En San Francisco de Macorís no solo murió un hombre. Murió una forma de entender el progreso.
Don Héctor José Rizek Llabaly, conocido como el "Mecenas del Cacao" y una de las figuras más emblemáticas del sector agroindustrial dominicano, falleció el sábado 28 de marzo de 2026 a los 95 años por complicaciones de salud. Su partida dejó en duelo a toda una región que lo reconoce como el hombre que llevó el nombre del Nordeste a los mercados más exigentes del mundo.
Nacido el 3 de marzo de 1931 en la Ciudad del Jaya, hijo de los inmigrantes palestinos Nazario Rizek Rizek y Badia Llavabaly de Rizek, don Héctor dedicó más de seis décadas al cultivo, procesamiento y exportación de cacao al frente de Rizek Cacao (Nazario Rizek C. por A.), consolidando uno de los grupos exportadores más importantes de la República Dominicana.
Un puente entre el campo y el mundo
En los campos de Duarte, Hermanas Mirabal y María Trinidad Sánchez, el cacao no es solo cultivo: es identidad. Y durante décadas, ese producto encontró en Rizek a su principal traductor.
Él tomó un fruto local y lo convirtió en lenguaje global. Bajo su liderazgo, el cacao dominicano dejó de ser materia prima anónima para convertirse en un producto de cacao fino y orgánico, altamente valorado en los mercados de Europa y Norteamérica. Como destacó EDUCA al lamentar su fallecimiento, su compromiso trascendió lo empresarial y alcanzó la educación y el desarrollo social.
Pero lo verdaderamente singular no fue la exportación. Fue el orgullo. Antes de él, el cacao era trabajo. Después de él, fue prestigio.
Un duelo que desborda lo institucional
Desde el lunes, las banderas nacional y municipal ondean a media asta en San Francisco de Macorís. El alcalde Alex Díaz Paulino declaró tres días de duelo municipal y definió a don Héctor como "un hombre visionario, emprendedor y comprometido con el desarrollo económico y social" de la ciudad y del país.

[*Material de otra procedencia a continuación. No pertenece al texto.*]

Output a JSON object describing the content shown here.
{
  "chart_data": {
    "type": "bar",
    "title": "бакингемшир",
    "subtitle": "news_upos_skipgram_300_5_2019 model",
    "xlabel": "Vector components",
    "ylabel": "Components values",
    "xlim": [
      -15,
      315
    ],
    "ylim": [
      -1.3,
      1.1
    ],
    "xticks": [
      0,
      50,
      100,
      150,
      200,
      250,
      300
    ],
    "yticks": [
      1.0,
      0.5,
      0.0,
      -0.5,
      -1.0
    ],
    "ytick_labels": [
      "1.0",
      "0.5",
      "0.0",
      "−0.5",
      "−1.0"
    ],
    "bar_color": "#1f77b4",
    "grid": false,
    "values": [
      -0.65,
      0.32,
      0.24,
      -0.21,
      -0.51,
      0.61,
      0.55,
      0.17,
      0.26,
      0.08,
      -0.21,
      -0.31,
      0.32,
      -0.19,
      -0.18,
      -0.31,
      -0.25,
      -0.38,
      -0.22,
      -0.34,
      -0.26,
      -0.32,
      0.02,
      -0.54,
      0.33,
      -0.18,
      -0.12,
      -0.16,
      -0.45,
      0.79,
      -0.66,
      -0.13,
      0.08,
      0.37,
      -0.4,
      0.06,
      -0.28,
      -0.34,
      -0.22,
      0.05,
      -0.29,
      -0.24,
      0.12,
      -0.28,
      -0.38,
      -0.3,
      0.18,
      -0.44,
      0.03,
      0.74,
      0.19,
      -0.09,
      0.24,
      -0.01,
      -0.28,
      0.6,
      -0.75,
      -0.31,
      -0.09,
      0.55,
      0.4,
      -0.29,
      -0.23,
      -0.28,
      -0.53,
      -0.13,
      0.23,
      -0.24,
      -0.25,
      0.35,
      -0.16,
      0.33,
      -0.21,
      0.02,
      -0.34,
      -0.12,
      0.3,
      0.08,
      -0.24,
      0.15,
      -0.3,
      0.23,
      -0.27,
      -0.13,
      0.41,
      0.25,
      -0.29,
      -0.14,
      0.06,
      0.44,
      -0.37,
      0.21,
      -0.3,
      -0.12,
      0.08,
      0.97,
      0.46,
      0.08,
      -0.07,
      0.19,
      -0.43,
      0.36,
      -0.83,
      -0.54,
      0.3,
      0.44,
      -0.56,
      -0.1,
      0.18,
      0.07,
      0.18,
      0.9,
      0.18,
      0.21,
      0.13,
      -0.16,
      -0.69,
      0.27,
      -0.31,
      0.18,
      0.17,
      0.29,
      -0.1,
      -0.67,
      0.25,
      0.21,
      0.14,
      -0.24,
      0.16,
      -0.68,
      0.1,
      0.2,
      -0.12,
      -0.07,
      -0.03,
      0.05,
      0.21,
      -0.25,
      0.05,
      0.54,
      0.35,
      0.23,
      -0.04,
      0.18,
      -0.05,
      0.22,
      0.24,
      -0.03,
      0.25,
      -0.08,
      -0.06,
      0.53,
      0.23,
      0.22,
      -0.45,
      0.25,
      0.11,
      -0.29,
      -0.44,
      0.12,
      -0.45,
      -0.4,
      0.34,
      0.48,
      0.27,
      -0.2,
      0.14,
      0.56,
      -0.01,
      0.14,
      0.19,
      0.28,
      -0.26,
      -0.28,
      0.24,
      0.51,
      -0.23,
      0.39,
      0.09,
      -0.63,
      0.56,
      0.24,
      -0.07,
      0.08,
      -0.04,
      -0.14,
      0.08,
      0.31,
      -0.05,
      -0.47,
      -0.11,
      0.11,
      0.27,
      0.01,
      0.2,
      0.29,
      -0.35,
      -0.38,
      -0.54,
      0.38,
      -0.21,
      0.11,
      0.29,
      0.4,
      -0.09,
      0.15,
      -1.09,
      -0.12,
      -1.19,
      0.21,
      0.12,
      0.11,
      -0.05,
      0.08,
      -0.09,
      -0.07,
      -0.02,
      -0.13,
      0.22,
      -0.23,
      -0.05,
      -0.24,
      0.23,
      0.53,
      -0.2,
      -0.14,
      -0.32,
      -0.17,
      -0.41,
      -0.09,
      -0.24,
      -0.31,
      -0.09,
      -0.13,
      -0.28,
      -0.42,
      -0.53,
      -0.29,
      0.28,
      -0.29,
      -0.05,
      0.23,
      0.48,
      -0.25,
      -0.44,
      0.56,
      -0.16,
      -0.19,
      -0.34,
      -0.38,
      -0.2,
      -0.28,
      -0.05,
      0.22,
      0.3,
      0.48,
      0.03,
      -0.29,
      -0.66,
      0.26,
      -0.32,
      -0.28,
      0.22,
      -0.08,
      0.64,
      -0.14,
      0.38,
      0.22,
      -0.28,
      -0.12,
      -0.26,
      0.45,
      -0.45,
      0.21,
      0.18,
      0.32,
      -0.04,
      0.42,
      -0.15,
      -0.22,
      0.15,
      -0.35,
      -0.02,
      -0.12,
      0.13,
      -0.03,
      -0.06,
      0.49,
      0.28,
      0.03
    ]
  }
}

Las principales organizaciones de la región han emitido declaraciones por separado expresando su pesar: la Unión de Empresarios y Comerciantes del Nordeste, la Cámara de Comercio y Producción de la Provincia Duarte, el Grupo Médico Unido y Centro Médico Siglo XXI, la Asociación de Cronistas Deportivos de la provincia y el Consejo Regional de Desarrollo, entre otras.
El senador por la provincia Duarte, Franklin Romero, lo describió como "un gran ser humano: visionario, emprendedor y de gran compromiso social", y afirmó que "su dedicación y legado seguirán inspirando a futuras generaciones".
También la Liga de Béisbol Profesional de la República Dominicana (LIDOM) expresó su solidaridad con la familia Rizek y con la organización de los Gigantes del Cibao, franquicia cuyos principales ejecutivos —Samir y Héctor Rizek, hijos del empresario, y su nieto Alfredo Aceval Rizek— continúan el legado familiar.
Más que un empresario: un estabilizador social
El vacío más profundo no está en las oficinas del grupo empresarial, sino en algo más difícil de reemplazar: la interlocución social. No por casualidad, don Héctor formó parte de espacios de decisión económica nacional, como la Junta Monetaria, durante décadas.
El Nordeste dominicano es una región económicamente activa, socialmente intensa y profundamente marcada por la migración. En ese contexto, figuras como Rizek cumplían una función que no aparece en los manuales: la de estabilizadores sociales.
Su impacto no fue solo generar empleos o exportaciones. Fue sostener una cadena humana: productores pequeños que dependían de precios justos, familias vinculadas a la agroindustria, iniciativas culturales, deportivas y educativas que recibían apoyo silencioso. Ese tipo de liderazgo —discreto pero constante— es el más difícil de sustituir, porque no se decreta ni se hereda automáticamente.
El silencio del cacao
En el Nordeste, el cacao tiene un sonido particular cuando se seca al sol. Es un crujido leve, casi imperceptible. Hoy, ese sonido parece distinto.
Porque detrás de cada saco exportado había una historia que don Héctor ayudó a construir: la de un país que aprendió a valorar lo suyo y a venderlo con dignidad al mundo.
Su muerte no solo cierra una vida. Cierra una etapa en la que el Nordeste tuvo una voz clara en el escenario global. Y ahora, más que nunca, el desafío no es recordarlo. Es estar a la altura de lo que dejó.
El velatorio se realizó el domingo en la Funeraria Blandino y la sepultura tuvo lugar el lunes en el Cementerio Puerta del Cielo.